PATTERN provides ready-to-use regex patterns optimized for log-surgeon's
delimiter-based matching. Use these patterns with add_var() to extract
common log elements without writing complex regex manually.
Categories¶
Network Patterns UUID, IPV4, PORT
Numeric Patterns INT, FLOAT
File System Patterns LINUX_FILE_NAME, LINUX_FILE_PATH
Character Sets JAVA_IDENTIFIER, LOG_LINE, LOG_LINE_NO_WHITE_SPACE
Java Patterns JAVA_CLASS_NAME, JAVA_FULLY_QUALIFIED_CLASS_NAME, JAVA_STACK_LOCATION
Usage¶
Embed patterns in your regex using f-strings:
parser.add_var("ip", rf"(?<ip>{PATTERN.IPV4})")
parser.add_var("value", rf"val=(?<v>{PATTERN.INT})")
Note¶
These patterns use log-surgeon regex syntax, which differs slightly from
Python regex. Notably, . matches any character except delimiters.
Example¶
from log_surgeon import Parser, PATTERN
parser = Parser()
# Network patterns
parser.add_var("connection", rf"(?<ip>{PATTERN.IPV4}):(?<port>{PATTERN.PORT})")
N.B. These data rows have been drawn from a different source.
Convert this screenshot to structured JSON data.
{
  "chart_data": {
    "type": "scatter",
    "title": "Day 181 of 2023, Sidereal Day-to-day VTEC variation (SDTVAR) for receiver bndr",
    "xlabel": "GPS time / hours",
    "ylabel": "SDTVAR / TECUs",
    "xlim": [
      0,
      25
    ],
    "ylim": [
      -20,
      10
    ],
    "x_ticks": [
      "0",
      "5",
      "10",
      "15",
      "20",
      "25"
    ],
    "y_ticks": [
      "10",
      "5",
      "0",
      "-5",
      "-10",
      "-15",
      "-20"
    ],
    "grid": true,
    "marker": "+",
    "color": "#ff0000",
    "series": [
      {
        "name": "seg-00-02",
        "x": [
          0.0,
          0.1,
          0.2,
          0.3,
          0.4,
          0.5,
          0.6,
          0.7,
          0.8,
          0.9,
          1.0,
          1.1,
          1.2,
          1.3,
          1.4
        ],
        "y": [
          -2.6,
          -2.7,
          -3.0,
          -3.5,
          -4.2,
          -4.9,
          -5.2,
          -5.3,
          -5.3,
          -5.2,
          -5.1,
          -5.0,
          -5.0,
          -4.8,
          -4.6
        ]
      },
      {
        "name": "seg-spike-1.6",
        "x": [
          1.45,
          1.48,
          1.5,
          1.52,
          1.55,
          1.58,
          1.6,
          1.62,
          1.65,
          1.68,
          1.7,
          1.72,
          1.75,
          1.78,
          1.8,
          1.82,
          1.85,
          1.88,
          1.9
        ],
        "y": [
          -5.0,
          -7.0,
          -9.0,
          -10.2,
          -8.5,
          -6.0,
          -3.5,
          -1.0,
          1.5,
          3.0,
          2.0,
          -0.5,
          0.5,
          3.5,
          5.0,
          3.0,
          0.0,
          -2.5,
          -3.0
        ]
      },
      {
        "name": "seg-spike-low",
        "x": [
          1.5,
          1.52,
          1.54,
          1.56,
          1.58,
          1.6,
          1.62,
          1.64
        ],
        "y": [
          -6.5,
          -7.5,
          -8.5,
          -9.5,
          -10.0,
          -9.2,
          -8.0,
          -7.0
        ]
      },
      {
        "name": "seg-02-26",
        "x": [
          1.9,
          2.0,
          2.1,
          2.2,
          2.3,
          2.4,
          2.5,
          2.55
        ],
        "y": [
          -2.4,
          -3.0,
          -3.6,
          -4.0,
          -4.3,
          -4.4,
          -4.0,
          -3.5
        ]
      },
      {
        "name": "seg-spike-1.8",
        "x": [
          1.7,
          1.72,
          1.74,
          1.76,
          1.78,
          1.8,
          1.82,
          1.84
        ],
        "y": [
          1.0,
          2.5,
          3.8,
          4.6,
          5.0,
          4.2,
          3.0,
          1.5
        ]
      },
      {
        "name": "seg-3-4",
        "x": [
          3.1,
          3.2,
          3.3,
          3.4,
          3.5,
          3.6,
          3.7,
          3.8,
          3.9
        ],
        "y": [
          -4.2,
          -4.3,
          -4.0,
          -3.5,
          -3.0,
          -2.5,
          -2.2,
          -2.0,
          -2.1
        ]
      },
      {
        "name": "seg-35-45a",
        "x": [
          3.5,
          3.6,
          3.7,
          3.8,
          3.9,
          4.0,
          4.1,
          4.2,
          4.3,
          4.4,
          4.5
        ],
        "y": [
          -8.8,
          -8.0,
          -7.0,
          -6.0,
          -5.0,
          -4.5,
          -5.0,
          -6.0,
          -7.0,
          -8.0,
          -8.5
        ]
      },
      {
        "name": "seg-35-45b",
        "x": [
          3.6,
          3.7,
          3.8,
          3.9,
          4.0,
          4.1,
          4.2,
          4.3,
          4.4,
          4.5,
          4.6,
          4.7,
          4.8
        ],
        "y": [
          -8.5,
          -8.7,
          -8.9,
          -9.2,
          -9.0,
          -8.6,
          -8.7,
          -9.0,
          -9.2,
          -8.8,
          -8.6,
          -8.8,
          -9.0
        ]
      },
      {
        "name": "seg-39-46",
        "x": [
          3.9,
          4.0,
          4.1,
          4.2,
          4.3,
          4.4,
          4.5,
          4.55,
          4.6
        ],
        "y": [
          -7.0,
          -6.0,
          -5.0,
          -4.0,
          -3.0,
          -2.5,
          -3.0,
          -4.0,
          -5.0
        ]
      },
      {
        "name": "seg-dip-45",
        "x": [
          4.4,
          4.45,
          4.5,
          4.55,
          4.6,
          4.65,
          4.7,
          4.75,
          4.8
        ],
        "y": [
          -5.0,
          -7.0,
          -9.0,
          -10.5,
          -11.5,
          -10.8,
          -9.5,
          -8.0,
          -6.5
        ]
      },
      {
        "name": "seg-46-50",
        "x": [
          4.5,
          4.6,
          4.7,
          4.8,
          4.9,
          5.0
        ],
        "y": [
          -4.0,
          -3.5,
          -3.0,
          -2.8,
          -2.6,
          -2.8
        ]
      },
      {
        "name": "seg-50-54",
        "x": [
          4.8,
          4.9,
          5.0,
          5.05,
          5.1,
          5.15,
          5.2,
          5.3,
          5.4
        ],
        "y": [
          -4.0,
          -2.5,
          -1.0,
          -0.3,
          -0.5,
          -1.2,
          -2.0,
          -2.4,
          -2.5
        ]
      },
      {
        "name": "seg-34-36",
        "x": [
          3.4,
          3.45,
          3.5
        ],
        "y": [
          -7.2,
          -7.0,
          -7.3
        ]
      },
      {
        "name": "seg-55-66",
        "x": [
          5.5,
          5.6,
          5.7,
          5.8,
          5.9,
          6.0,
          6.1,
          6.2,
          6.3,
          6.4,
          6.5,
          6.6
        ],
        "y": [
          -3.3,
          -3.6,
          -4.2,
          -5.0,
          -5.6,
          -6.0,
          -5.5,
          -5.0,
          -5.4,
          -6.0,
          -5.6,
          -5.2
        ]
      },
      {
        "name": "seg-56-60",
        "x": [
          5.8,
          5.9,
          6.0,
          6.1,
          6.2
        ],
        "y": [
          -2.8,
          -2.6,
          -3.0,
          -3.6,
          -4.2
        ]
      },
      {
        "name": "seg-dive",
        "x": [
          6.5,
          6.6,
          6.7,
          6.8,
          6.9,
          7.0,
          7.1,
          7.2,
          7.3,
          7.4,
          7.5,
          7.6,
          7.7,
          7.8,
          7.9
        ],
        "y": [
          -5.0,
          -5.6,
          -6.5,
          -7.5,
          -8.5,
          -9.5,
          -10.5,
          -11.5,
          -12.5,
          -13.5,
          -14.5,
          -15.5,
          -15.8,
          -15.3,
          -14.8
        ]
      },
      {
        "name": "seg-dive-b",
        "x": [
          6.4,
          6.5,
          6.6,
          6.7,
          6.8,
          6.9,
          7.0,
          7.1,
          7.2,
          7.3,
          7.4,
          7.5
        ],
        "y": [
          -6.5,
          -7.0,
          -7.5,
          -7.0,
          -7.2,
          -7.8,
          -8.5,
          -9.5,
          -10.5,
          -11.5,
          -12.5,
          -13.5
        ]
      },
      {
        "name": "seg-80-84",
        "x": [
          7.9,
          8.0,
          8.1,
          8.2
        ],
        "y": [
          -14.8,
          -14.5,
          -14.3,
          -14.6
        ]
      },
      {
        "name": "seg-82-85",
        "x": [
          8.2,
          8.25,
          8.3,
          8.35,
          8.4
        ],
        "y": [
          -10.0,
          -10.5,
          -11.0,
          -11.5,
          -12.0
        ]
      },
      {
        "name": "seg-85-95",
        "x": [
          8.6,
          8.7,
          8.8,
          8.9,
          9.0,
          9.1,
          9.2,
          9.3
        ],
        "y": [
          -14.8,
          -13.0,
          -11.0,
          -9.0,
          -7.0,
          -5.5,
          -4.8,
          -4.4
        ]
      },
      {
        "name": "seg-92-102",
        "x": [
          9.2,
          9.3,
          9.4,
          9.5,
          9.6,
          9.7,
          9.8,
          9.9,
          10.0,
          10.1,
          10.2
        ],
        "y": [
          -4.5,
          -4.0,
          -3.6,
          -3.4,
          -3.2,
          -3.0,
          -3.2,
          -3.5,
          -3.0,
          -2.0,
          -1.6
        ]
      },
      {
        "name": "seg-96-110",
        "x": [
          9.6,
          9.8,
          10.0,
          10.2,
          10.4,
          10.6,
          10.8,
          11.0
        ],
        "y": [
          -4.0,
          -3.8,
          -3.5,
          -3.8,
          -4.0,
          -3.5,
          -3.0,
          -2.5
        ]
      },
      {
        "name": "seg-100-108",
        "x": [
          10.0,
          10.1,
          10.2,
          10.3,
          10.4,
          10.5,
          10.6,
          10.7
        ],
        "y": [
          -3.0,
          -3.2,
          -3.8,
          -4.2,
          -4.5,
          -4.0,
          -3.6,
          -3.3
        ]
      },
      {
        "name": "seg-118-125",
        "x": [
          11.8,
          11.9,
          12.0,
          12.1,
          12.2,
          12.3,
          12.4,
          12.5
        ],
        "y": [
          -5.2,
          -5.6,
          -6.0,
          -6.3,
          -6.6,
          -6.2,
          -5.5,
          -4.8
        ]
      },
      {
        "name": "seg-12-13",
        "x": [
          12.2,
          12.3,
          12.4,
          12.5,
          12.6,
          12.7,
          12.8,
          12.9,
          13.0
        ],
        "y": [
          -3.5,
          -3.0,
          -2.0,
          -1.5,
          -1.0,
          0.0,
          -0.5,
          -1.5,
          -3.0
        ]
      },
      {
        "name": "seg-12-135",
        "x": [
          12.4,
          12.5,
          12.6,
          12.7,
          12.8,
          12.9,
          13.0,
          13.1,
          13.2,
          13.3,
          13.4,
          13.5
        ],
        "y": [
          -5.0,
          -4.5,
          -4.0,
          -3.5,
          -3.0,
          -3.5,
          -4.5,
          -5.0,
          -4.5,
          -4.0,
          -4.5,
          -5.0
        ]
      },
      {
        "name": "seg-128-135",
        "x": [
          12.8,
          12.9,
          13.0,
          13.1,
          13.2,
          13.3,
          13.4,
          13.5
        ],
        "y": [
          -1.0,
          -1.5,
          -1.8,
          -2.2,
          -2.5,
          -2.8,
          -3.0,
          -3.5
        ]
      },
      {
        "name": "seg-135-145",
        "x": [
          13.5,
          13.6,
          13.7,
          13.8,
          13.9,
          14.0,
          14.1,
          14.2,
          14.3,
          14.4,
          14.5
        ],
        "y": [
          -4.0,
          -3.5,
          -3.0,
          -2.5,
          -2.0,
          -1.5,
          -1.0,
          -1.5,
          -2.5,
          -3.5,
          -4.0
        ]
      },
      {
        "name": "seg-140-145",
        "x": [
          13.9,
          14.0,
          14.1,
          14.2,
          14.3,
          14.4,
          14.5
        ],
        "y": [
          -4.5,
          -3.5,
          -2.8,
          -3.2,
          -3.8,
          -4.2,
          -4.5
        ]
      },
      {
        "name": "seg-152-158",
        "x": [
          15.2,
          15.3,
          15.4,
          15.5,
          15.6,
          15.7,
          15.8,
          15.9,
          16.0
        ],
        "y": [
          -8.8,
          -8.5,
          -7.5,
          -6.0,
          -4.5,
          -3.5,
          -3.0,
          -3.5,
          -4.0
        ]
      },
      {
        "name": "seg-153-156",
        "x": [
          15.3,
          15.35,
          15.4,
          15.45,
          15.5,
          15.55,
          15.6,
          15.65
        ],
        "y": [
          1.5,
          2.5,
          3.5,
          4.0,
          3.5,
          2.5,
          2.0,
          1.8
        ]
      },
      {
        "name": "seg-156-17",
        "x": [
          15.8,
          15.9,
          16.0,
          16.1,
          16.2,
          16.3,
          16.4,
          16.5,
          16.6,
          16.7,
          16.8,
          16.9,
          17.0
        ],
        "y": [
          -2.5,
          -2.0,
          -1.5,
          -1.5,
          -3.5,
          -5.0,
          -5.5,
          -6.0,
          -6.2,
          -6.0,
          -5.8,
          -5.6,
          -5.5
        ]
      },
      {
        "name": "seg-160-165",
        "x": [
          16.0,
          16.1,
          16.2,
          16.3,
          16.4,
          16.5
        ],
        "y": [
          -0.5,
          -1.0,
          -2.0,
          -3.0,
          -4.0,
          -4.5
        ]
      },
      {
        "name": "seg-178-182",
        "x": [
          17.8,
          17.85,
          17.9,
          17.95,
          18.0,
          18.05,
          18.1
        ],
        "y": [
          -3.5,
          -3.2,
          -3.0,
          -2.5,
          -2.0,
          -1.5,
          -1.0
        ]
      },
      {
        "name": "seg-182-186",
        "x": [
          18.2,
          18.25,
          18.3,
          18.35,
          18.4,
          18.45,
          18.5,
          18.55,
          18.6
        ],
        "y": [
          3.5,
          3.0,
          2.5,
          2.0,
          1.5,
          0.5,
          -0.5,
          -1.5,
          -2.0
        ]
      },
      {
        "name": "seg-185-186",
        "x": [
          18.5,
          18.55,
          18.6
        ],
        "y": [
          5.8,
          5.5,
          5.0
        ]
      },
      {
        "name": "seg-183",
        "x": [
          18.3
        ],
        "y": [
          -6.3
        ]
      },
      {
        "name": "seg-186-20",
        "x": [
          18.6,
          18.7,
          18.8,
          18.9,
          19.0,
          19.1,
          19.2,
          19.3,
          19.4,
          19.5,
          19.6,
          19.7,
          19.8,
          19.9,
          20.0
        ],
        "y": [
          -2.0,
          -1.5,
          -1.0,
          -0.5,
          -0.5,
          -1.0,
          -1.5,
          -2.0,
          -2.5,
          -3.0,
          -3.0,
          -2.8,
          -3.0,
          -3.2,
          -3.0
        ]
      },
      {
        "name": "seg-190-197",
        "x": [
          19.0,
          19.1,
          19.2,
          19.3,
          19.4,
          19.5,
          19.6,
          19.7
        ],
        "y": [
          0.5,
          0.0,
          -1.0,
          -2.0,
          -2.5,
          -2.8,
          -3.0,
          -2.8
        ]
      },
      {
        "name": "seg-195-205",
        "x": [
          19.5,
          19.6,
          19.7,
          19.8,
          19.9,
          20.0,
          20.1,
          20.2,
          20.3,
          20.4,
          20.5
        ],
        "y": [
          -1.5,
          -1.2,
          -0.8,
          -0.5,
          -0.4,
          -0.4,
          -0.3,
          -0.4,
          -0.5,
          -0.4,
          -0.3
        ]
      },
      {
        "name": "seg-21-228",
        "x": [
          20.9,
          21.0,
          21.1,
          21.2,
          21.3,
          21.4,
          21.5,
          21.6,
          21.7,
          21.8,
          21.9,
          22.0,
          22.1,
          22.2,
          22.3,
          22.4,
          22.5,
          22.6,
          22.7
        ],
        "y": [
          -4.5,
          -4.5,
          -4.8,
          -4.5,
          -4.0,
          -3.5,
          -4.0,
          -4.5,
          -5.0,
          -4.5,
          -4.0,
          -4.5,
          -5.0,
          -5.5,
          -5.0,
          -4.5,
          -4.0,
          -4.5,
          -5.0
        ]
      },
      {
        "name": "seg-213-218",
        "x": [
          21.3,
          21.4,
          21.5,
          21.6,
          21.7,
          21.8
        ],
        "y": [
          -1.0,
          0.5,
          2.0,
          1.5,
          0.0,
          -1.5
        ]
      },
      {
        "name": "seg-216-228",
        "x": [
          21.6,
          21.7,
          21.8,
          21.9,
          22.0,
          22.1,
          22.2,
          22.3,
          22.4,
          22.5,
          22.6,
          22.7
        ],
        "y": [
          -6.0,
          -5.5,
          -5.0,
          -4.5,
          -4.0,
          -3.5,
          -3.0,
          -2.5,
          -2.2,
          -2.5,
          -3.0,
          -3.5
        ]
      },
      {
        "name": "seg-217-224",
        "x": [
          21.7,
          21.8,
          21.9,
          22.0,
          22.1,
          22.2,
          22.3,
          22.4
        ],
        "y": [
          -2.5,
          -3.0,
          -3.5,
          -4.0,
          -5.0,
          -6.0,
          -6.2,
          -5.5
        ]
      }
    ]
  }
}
parser.add_var("request_id", rf"id=(?<uuid>{PATTERN.UUID})")
# Numeric patterns
parser.add_var("metric", rf"(?<value>{PATTERN.FLOAT})")
parser.add_var("count", rf"n=(?<n>{PATTERN.INT})")
# File patterns
parser.add_var("file", rf"(?<path>{PATTERN.LINUX_FILE_PATH})")
# Java patterns
parser.add_var("class", rf"(?<class>{PATTERN.JAVA_FULLY_QUALIFIED_CLASS_NAME})")
parser.compile()
See Also¶
Parser.add_var : Method for adding patterns to a parser.